Who is the Good Samaritan?
- swendler1
- Jul 9
- 2 min read

The Good Samaritan story is one that is rich, layered, and has depth. It sticks in your ribs, doesn’t it? It’s a story that you know well and you’ve heard many times as a Christian. The story of someone who chose to stay, to help, to give without asking anything in return. But, who is the Good Samaritan in the world?
The Samaritans at the time were not people who had it easy. They would have been considered to be people in the margins. Yet, Jesus makes the hero of this parable a Samaritan anyway. Perhaps, radically.
If I asked you who Jesus is in the story, you may go straight for the Good Samaritan. Right? The person who gave and didn’t receive, who didn’t make the injured person beg or earn help. And that’s fair. Jesus could absolutely be that character. But, Jesus could also be seen in the man injured, beaten and left. The man who people walked by first. I could argue that Jesus could also be seen in the Priest and the Levite. The people who had to make an impossible choice- abide by the law that wouldn’t allow them to help others if they helped the man, or fall into human thinking and reasoning before deciding what to do. Jesus was fully divine, but Jesus was also fully human. Jesus would get weary and even turned people away when that humanity overwhelmed him. Jesus felt anger, felt impossible choices, just as we all do.
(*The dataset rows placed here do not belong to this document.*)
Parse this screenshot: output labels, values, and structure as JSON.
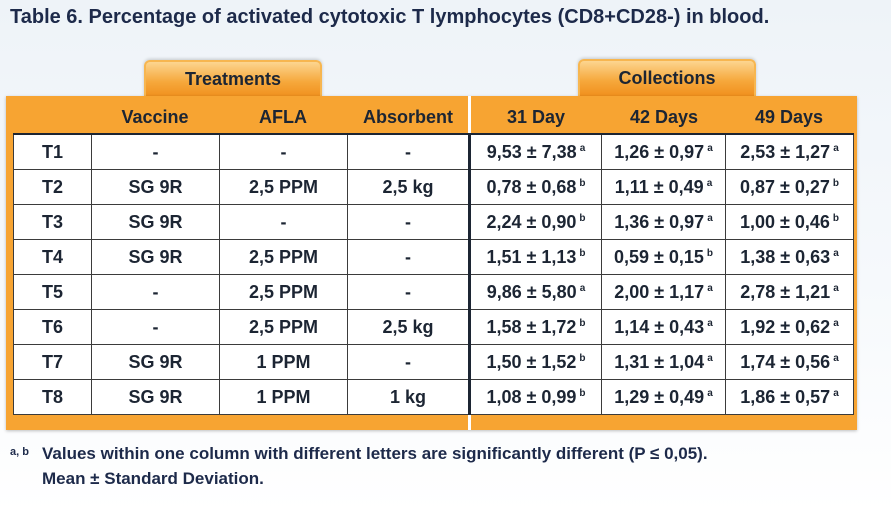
{
  "title": "Table 6. Percentage of activated cytotoxic T lymphocytes (CD8+CD28-) in blood.",
  "group_headers": {
    "treatments": "Treatments",
    "collections": "Collections"
  },
  "columns": {
    "vaccine": "Vaccine",
    "afla": "AFLA",
    "absorbent": "Absorbent",
    "day31": "31 Day",
    "day42": "42 Days",
    "day49": "49 Days"
  },
  "rows": [
    {
      "id": "T1",
      "vaccine": "-",
      "afla": "-",
      "absorbent": "-",
      "d31": {
        "v": "9,53 ± 7,38",
        "s": "a"
      },
      "d42": {
        "v": "1,26 ± 0,97",
        "s": "a"
      },
      "d49": {
        "v": "2,53 ± 1,27",
        "s": "a"
      }
    },
    {
      "id": "T2",
      "vaccine": "SG 9R",
      "afla": "2,5 PPM",
      "absorbent": "2,5 kg",
      "d31": {
        "v": "0,78 ± 0,68",
        "s": "b"
      },
      "d42": {
        "v": "1,11 ± 0,49",
        "s": "a"
      },
      "d49": {
        "v": "0,87 ± 0,27",
        "s": "b"
      }
    },
    {
      "id": "T3",
      "vaccine": "SG 9R",
      "afla": "-",
      "absorbent": "-",
      "d31": {
        "v": "2,24 ± 0,90",
        "s": "b"
      },
      "d42": {
        "v": "1,36 ± 0,97",
        "s": "a"
      },
      "d49": {
        "v": "1,00 ± 0,46",
        "s": "b"
      }
    },
    {
      "id": "T4",
      "vaccine": "SG 9R",
      "afla": "2,5 PPM",
      "absorbent": "-",
      "d31": {
        "v": "1,51 ± 1,13",
        "s": "b"
      },
      "d42": {
        "v": "0,59 ± 0,15",
        "s": "b"
      },
      "d49": {
        "v": "1,38 ± 0,63",
        "s": "a"
      }
    },
    {
      "id": "T5",
      "vaccine": "-",
      "afla": "2,5 PPM",
      "absorbent": "-",
      "d31": {
        "v": "9,86 ± 5,80",
        "s": "a"
      },
      "d42": {
        "v": "2,00 ± 1,17",
        "s": "a"
      },
      "d49": {
        "v": "2,78 ± 1,21",
        "s": "a"
      }
    },
    {
      "id": "T6",
      "vaccine": "-",
      "afla": "2,5 PPM",
      "absorbent": "2,5 kg",
      "d31": {
        "v": "1,58 ± 1,72",
        "s": "b"
      },
      "d42": {
        "v": "1,14 ± 0,43",
        "s": "a"
      },
      "d49": {
        "v": "1,92 ± 0,62",
        "s": "a"
      }
    },
    {
      "id": "T7",
      "vaccine": "SG 9R",
      "afla": "1 PPM",
      "absorbent": "-",
      "d31": {
        "v": "1,50 ± 1,52",
        "s": "b"
      },
      "d42": {
        "v": "1,31 ± 1,04",
        "s": "a"
      },
      "d49": {
        "v": "1,74 ± 0,56",
        "s": "a"
      }
    },
    {
      "id": "T8",
      "vaccine": "SG 9R",
      "afla": "1 PPM",
      "absorbent": "1 kg",
      "d31": {
        "v": "1,08 ± 0,99",
        "s": "b"
      },
      "d42": {
        "v": "1,29 ± 0,49",
        "s": "a"
      },
      "d49": {
        "v": "1,86 ± 0,57",
        "s": "a"
      }
    }
  ],
  "footnote": {
    "letters": "a, b",
    "line1": "Values within one column with different letters are significantly different (P ≤ 0,05).",
    "line2": "Mean ± Standard Deviation."
  },
  "colors": {
    "accent": "#f7a432",
    "text": "#1c2533"
  }
}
In a world that is in such need of help, love, and grace, do we wait for a call to action to show compassion before stepping forward like the Good Samaritan? Do we wait for those already in the margins to help first?
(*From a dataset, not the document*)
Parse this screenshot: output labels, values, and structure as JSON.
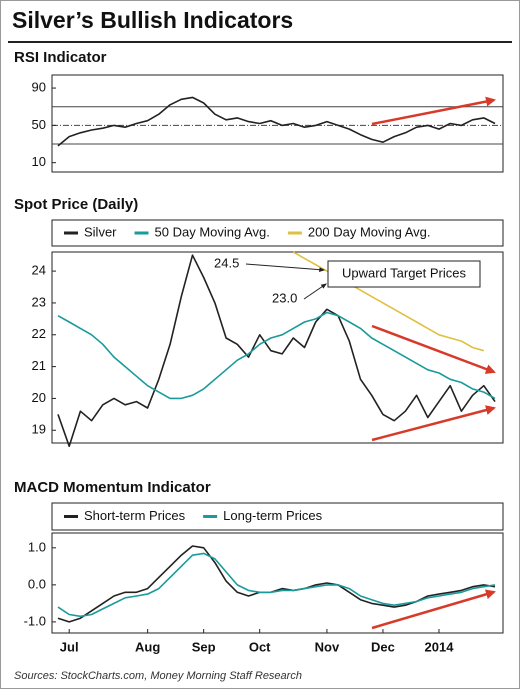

What I learn from this story is simple: My first question was always, why was the man on the road? Where was he going? Why was he traveling on a road known for danger? What was his motive? The answer is: it doesn’t matter. The Good Samaritan didn’t ask to know a thing before stepping in. I once saw a protest sign that said, “You don’t have to know someone to speak up for them.” We all fall into that ditch ourselves sometimes, needing to know why someone needs help before giving it. The story, the why, becomes the reason whether we help or not.
This week, try and help without knowing. Without asking who someone is first. Without knowing the why or the story. Help without asking for a reason. Jesus calls us to feel “compassion so deep it’s from the bowels” because that is how God loves us. We have been given grace without having to explain why we need it. God already gave it. And that, that’s the Gospel and the good news. That’s how we follow this parable and bring God’s love to life.